Hitler’s house (finally) transformed into a training center for police officers

The two-storey listed building, with its 17th-century facade and half-moon stone transoms, is located in the small town of Braunau-am-Inn in northern Austria on the German border. It will be enlarged and raised but will retain most of its structure. The work – estimated at 20 million euros – should last approximately three years.

It is a minimal transformation: the State – which finances – did not want to change everything or destroy everything (in both cases it did not want to be accused of erasing the past, of “iignoring Austria’s historical responsibility in Nazism” to use the words of the Ministry of the Interior. Its intention is rather to trivialize, to “neutralize” places.

The Hitler family only lived there for a few months in 1889, but the house still attracts tourists fascinated by Nazism. Vienna wanted at all costs to prevent it from becoming a site of far-right pilgrimage.

Obstruction for 40 years

If it took so long, it is because until 2019, the State was only the tenant of the premises. The house belonged to an individual, a woman heir to a family close to the Nazis who for 40 years cashed checks (nearly 5,000 euros per month) and obstructed justice. All of the proposed projects fell through. And the premises have been unoccupied since 2011.
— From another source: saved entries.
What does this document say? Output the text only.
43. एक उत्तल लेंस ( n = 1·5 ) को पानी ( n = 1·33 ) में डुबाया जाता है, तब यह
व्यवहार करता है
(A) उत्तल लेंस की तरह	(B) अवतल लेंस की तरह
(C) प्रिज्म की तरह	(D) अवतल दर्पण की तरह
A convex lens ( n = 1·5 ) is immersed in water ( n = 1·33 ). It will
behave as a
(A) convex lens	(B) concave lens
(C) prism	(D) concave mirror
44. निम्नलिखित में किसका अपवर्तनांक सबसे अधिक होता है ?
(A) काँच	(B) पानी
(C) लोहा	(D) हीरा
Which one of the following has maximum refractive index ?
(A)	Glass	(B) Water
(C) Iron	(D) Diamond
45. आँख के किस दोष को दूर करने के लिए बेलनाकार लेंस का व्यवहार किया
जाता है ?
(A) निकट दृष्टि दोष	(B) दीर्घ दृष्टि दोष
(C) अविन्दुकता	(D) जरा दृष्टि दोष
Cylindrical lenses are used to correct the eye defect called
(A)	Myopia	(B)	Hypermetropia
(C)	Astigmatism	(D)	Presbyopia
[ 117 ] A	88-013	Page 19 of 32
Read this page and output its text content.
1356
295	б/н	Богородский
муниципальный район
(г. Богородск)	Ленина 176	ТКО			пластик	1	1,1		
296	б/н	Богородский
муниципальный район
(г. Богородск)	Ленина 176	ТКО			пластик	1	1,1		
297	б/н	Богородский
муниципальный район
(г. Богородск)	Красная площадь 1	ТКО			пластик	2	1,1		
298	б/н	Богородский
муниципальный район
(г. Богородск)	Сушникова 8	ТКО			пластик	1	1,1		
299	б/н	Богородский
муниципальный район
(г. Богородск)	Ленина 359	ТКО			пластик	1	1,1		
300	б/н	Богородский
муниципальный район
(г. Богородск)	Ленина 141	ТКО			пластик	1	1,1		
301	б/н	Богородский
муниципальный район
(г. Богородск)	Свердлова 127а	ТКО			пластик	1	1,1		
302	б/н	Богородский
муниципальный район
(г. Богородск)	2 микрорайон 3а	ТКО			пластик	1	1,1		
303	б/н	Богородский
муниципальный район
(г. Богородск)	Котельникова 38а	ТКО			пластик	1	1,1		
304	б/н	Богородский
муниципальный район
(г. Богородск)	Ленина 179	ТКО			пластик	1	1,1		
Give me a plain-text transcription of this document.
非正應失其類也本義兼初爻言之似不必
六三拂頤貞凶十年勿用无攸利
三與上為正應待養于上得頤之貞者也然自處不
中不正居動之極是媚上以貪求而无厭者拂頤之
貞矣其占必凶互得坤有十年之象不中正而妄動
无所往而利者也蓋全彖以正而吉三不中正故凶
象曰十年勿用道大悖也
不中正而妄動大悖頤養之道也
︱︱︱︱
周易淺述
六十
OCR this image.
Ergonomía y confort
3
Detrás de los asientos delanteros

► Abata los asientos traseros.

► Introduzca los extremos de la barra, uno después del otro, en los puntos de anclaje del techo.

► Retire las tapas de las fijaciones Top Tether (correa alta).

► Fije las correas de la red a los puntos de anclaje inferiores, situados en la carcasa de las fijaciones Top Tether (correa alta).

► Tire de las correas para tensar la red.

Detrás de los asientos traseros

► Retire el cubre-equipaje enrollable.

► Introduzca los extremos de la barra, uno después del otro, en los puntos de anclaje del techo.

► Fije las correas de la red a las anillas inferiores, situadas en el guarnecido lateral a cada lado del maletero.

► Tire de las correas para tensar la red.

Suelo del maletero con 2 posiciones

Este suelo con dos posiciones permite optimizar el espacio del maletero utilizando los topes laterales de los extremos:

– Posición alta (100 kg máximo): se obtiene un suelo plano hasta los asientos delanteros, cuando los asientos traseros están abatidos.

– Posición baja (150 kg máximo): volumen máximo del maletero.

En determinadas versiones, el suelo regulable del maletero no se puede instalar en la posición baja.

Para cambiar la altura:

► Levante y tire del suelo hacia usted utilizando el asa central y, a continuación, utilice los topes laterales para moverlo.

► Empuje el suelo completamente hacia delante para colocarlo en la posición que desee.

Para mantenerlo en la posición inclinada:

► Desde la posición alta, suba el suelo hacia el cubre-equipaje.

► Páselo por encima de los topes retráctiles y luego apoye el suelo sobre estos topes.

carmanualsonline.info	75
Once it became the owner, there again the State imagined everything. Raze the house, turn it into a reception center for asylum seekers. The police station and training center for police officers finally appeared as the least controversial solution – especially since this training will be centered on human rights.

The project had already been announced three years ago, in 2020. In the meantime there is the Covid, the bill has quadrupled – and it must be said that the Austrians polled on the subject are not frankly in favor of it.

Austria, annexed by Germany in 1938, hates being caricatured as the country of refuge for those nostalgic for the Third Reich, but the Austrians have long had difficulty in facing their past. It took until 1989 for the town of Braunau – which incidentally continues to profit from Nazi-related tourism – to decide to erect a monument against war and fascism in front of the building. She is not out of this memory puzzle.